The structure itself was not as big as I had expected or hoped. I was expecting a fully developed quasi-red light district- replete with 80s discos, coffee shops, and throngs of people. Instead, the edifices were kitsch reminiscences of people’s living rooms in the 70s. The bric a brac and knick-knacks in the rooms made the debauchery seem almost mundane and banal- overflowing ashtrays, chipped ornaments, peculiar looking framed photographs, and other pedestrians items abounded. The ‘prostitutes’ looked less like mannequins and more like calcified blow up dolls. These effigies represent real women; the Kienholz had paid prostitutes 50 guilders in return for the permission to photograph their bedrooms (workspace, technically). The faces were framed by cookie tins lobbed onto the shoulders of each mannequin, emphasizing their “single-mindedness” and no-kissing policies. I would far have preferred to infer this, but unfortunately I already knew the exact nature of this “suggestion” after reading the textual assault next door.
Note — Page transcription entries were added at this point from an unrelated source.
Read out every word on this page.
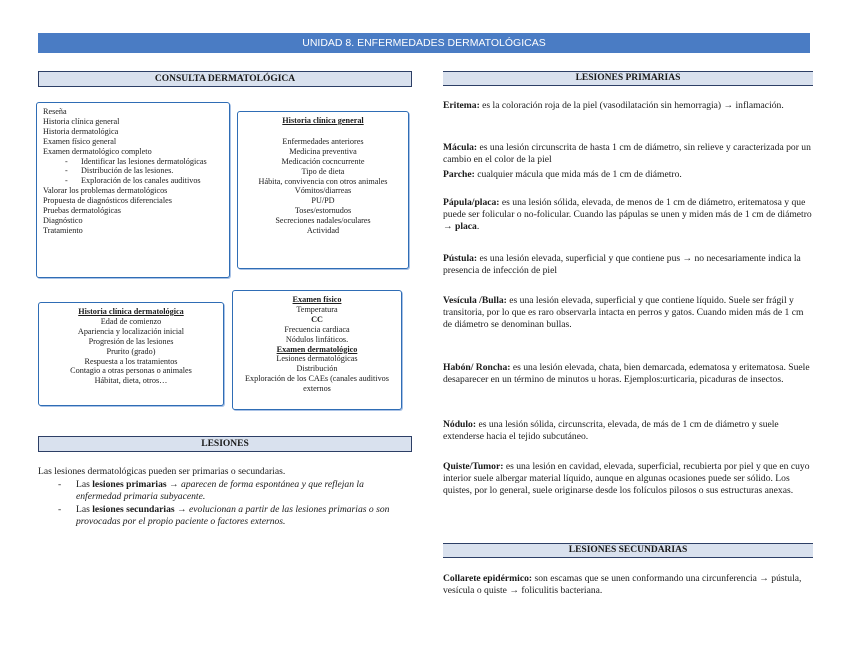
UNIDAD 8. ENFERMEDADES DERMATOLÓGICAS
CONSULTA DERMATOLÓGICA
Reseña
Historia clínica general
Historia dermatológica
Examen físico general
Examen dermatológico completo
-	Identificar las lesiones dermatológicas
-	Distribución de las lesiones.
-	Exploración de los canales auditivos
Valorar los problemas dermatológicos
Propuesta de diagnósticos diferenciales
Pruebas dermatológicas
Diagnóstico
Tratamiento
Historia clínica general
Enfermedades anteriores
Medicina preventiva
Medicación cocncurrente
Tipo de dieta
Hábita, convivencia con otros animales
Vómitos/diarreas
PU/PD
Toses/estornudos
Secreciones nadales/oculares
Actividad
Historia clínica dermatológica
Edad de comienzo
Apariencia y localización inicial
Progresión de las lesiones
Prurito (grado)
Respuesta a los tratamientos
Contagio a otras personas o animales
Hábitat, dieta, otros…
Examen físico
Temperatura
CC
Frecuencia cardiaca
Nódulos linfáticos.
Examen dermatológico
Lesiones dermatológicas
Distribución
Exploración de los CAEs (canales auditivos externos
LESIONES
Las lesiones dermatológicas pueden ser primarias o secundarias.
-	Las lesiones primarias → aparecen de forma espontánea y que reflejan la enfermedad primaria subyacente.
-	Las lesiones secundarias → evolucionan a partir de las lesiones primarias o son provocadas por el propio paciente o factores externos.
LESIONES PRIMARIAS
Eritema: es la coloración roja de la piel (vasodilatación sin hemorragia) → inflamación.
Mácula: es una lesión circunscrita de hasta 1 cm de diámetro, sin relieve y caracterizada por un cambio en el color de la piel
Parche: cualquier mácula que mida más de 1 cm de diámetro.
Pápula/placa: es una lesión sólida, elevada, de menos de 1 cm de diámetro, eritematosa y que puede ser folicular o no-folicular. Cuando las pápulas se unen y miden más de 1 cm de diámetro → placa.
Pústula: es una lesión elevada, superficial y que contiene pus → no necesariamente indica la presencia de infección de piel
Vesícula /Bulla: es una lesión elevada, superficial y que contiene líquido. Suele ser frágil y transitoria, por lo que es raro observarla intacta en perros y gatos. Cuando miden más de 1 cm de diámetro se denominan bullas.
Habón/ Roncha: es una lesión elevada, chata, bien demarcada, edematosa y eritematosa. Suele desaparecer en un término de minutos u horas. Ejemplos:urticaria, picaduras de insectos.
Nódulo: es una lesión sólida, circunscrita, elevada, de más de 1 cm de diámetro y suele extenderse hacia el tejido subcutáneo.
Quiste/Tumor: es una lesión en cavidad, elevada, superficial, recubierta por piel y que en cuyo interior suele albergar material líquido, aunque en algunas ocasiones puede ser sólido. Los quistes, por lo general, suele originarse desde los folículos pilosos o sus estructuras anexas.
LESIONES SECUNDARIAS
Collarete epidérmico: son escamas que se unen conformando una circunferencia → pústula, vesícula o quiste → foliculitis bacteriana.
The exhibit was smaller than I had expected, leaving me aimless enough to robotically shadow an older man who looked conspicuous in his solitude. I found myself more interested in his touring of the premise than the premise itself. The shiftiness was palpable; he was so awkward in his efforts to appear inconspicuous that he drew the focus his way. I realized that I was staring at him with the same disengaged glaze as the doll he was looking at. Suddenly, he became aware of me watching him peer into a window and a prickly sludge of embarrassment descended. I could almost hear the penny drop as he remembered that he was in a simulation of the red light district, in a museum, and not caught in the throes of sordid meandering. I could sense some of the other viewers feigning utter enthrallment to obscure their familiarity with such seediness.

The Hoerengracht managed to effectively invert the roles of the viewer and the art. There is something terribly exposing about gawking at the exposed. The petrified hookers glared back at the stream of patrons; a twisted instance of absolute power emanating from the powerless.
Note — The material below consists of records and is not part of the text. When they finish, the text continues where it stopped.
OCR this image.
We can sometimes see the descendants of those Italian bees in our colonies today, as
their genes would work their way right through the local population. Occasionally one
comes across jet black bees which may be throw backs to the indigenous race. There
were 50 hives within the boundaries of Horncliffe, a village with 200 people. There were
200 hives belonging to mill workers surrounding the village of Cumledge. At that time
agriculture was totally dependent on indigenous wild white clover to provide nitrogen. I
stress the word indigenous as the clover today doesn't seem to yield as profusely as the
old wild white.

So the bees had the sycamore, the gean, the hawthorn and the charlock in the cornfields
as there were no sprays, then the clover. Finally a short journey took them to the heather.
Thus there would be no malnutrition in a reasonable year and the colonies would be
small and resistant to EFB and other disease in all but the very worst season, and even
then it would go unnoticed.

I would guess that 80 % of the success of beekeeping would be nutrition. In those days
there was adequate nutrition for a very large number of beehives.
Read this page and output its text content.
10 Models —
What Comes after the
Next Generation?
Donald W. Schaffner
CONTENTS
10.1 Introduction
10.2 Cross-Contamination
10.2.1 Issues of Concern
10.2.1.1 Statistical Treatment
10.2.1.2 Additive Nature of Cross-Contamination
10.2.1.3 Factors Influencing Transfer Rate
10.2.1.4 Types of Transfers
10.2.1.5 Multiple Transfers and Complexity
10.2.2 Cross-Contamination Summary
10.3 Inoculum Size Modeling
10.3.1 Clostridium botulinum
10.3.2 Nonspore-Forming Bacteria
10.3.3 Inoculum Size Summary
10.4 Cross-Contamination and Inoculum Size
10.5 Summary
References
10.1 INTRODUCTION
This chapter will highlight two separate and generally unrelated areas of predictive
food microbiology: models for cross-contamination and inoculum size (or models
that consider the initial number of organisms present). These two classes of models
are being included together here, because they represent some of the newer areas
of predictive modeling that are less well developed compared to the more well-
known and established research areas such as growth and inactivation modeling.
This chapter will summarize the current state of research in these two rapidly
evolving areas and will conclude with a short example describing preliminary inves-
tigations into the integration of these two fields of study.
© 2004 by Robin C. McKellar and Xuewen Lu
The other commendable accomplishment was its ability to manipulate one’s sense of time artfully. Clearly, the juxtaposition with the antediluvian gallery surrounding it made it feel uber-modern. However, once close up to the work, it became clear that the effects and decor are decidedly passé- an inevitable drawback of taking 30 odd years of construction. The aesthetic seemed to humanize the dolls and I felt a pang of sadness as I compared the hardness of their physical trappings with the tattered, outdated simplicity around them. It was hard to reconcile the two extremes.
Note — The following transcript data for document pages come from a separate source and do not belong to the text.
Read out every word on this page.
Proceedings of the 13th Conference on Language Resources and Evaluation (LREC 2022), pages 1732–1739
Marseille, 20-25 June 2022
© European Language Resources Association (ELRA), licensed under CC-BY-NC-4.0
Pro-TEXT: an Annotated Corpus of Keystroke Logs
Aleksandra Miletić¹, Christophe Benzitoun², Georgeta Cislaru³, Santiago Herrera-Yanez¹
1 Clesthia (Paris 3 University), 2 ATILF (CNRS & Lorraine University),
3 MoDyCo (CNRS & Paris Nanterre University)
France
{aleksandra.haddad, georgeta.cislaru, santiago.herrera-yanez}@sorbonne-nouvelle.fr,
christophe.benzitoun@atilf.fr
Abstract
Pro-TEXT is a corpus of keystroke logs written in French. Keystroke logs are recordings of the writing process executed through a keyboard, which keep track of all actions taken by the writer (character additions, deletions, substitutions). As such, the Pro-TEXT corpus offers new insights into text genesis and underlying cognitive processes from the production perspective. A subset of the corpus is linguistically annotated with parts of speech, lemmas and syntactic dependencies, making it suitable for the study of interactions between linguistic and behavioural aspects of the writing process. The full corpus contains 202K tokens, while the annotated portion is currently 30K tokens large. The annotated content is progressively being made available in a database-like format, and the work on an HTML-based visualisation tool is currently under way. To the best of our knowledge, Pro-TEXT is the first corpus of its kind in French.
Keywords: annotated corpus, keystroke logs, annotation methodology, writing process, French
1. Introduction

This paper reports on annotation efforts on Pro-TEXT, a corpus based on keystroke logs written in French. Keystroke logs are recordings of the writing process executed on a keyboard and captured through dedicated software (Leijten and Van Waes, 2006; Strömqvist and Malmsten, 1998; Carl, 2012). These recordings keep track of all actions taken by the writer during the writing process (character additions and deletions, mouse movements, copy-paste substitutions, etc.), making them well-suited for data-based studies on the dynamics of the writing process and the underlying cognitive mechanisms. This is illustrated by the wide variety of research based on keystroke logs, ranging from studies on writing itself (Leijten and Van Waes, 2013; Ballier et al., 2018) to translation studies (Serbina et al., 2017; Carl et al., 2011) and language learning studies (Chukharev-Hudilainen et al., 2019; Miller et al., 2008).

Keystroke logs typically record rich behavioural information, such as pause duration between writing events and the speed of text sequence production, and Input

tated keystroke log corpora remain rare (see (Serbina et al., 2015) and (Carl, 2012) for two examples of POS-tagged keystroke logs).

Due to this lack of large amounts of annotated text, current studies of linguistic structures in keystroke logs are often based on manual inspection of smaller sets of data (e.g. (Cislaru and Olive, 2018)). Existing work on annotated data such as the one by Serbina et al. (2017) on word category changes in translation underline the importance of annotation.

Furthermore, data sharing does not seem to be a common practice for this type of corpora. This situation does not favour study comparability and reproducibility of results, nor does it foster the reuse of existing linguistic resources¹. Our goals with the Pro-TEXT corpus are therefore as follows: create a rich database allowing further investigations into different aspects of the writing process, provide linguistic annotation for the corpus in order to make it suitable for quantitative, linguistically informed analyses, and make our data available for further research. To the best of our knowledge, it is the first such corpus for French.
Unfortunately, I left the exhibit feeling like I had just seen a bad transplant- the difference between a seamless, aerodynamic prosthetic leg and a rusty hook precariously tethered to a gangrened arm. The gallery directors must have been aware of this, and used the placement in a room full of Dutch Masters as substantiation for the almost insolent disharmony. However, the awkwardness was to be expected and it did not override the benefit of experiencing something so novel. The Dutch Masters’ painting, as mentioned previously, all alluded to sexual transactions. The audaciously anachronistic Kienholz piece was far less subtle in its approach.

I retreated from the Kienholz: Hoerengracht eager to absorb the centuries of masterpieces I had eschewed on my way in. As effective as the piece was, it still could not outdo Titian and Ruben. However, I regret to report that, even after trawling the rest of the gallery for hours with my mother, there were no bustles of enchanted visitors whose energy or attentiveness could match those ogling the text. The National Gallery houses work by Titian, Botticelli, Caravaggio, Sergeant, Turner, and Picasso to name a few more household maestros, but I had not seen anything comparable to the hullabaloo erupting in the Salisbury room. The same gaggle of French students nonchalantly breeze past Titian’s Allegory of Prudence without so much as a nod. This, for me, was the most memorable aspect of the whole excursion.